IGC: I tend to think of the classroom as a free space to experiment with different viewpoints. Whenever someone says something in class, there should be a very strong degree of charity. People rarely put things the way their best selves would put something. We have an incredible diversity of students. My own feeling is that politics are important, and people have their own views coming in, but if law was just politics, I would have a very different attitude towards teaching in the classroom. It’s a matter of understanding where people are coming from in terms and how things come about historically and also through philosophy and logic. I would hate to see people get strung up on what someone said in a particular moment. As a professor, we are always kind of pushing buttons and pulling strings, especially in courses like criminal law. What you’re seeing play out is most people’s true selves in a deep way. We should look at each other with love, good feeling, and community. That’s what I love about the section system. We’re really trying to create a community. Somebody who was one of my sectionmates passed away on Facebook. She had cancer, but this hit me so hard even though we only spent one year in an intense experience and two more years here, we had still built this community and I was bowled over by it.
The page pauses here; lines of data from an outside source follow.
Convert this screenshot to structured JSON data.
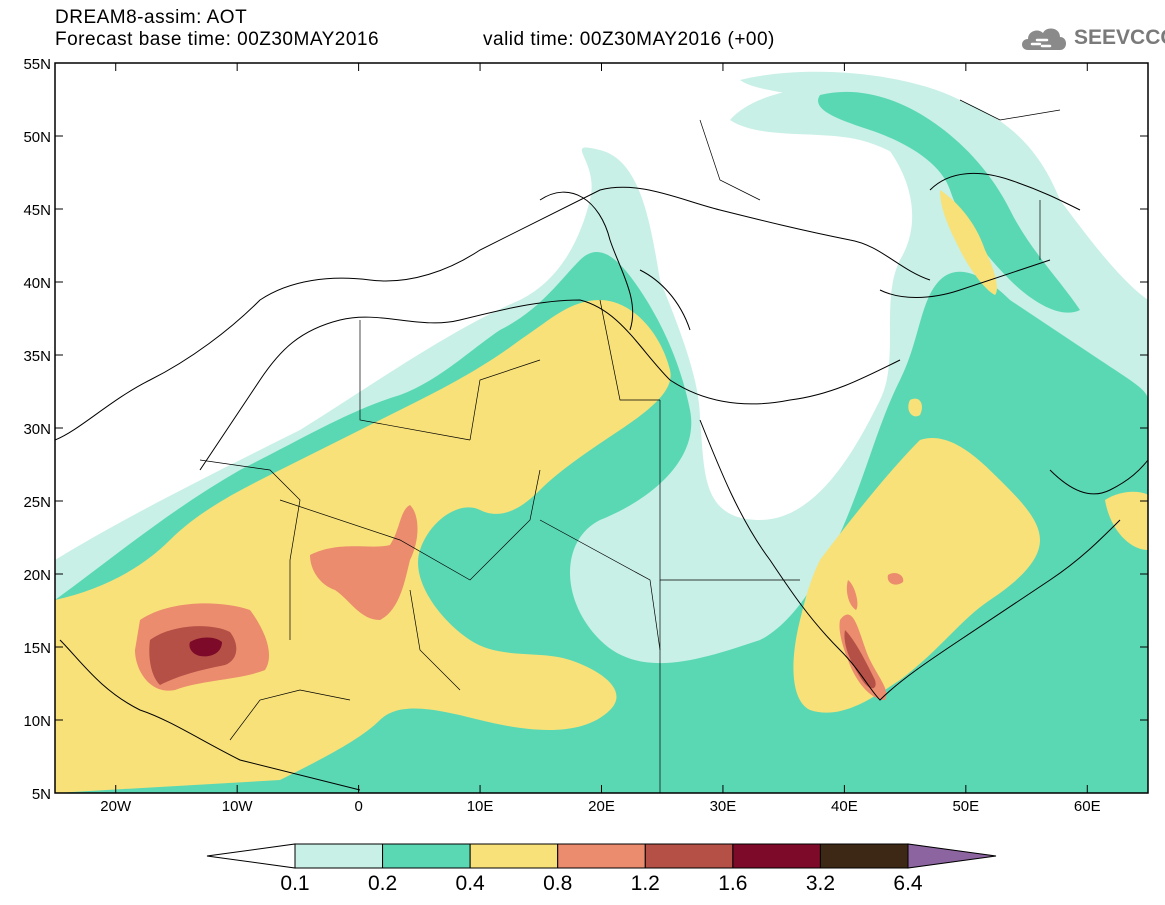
{
  "header": {
    "title": "DREAM8-assim: AOT",
    "base_time": "Forecast base time: 00Z30MAY2016",
    "valid_time": "valid time: 00Z30MAY2016 (+00)"
  },
  "logo": {
    "text": "SEEVCCC",
    "icon": "cloud-icon"
  },
  "map": {
    "lat_labels": [
      "55N",
      "50N",
      "45N",
      "40N",
      "35N",
      "30N",
      "25N",
      "20N",
      "15N",
      "10N",
      "5N"
    ],
    "lon_labels": [
      "20W",
      "10W",
      "0",
      "10E",
      "20E",
      "30E",
      "40E",
      "50E",
      "60E"
    ],
    "lon_range": [
      -25,
      65
    ],
    "lat_range": [
      5,
      55
    ]
  },
  "colorbar": {
    "labels": [
      "0.1",
      "0.2",
      "0.4",
      "0.8",
      "1.2",
      "1.6",
      "3.2",
      "6.4"
    ],
    "colors": [
      "#ffffff",
      "#c8f0e6",
      "#5ad8b4",
      "#f8e178",
      "#eb8c6e",
      "#b45046",
      "#7d0a28",
      "#3c2814",
      "#8c64a0"
    ]
  }
}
The idea that we can build communities of deep caring and affection for one another is what’s special about this place.
R: Anything to add?
IGC: Just breathe. When you feel overwhelmed, take a deep breath, count to ten, let it out, and move on. Every day carries both joys and tribulations. When you leave this place, I hope you find that this was not only an educational opportunity, but a meaningful opportunity that let you grow as a person.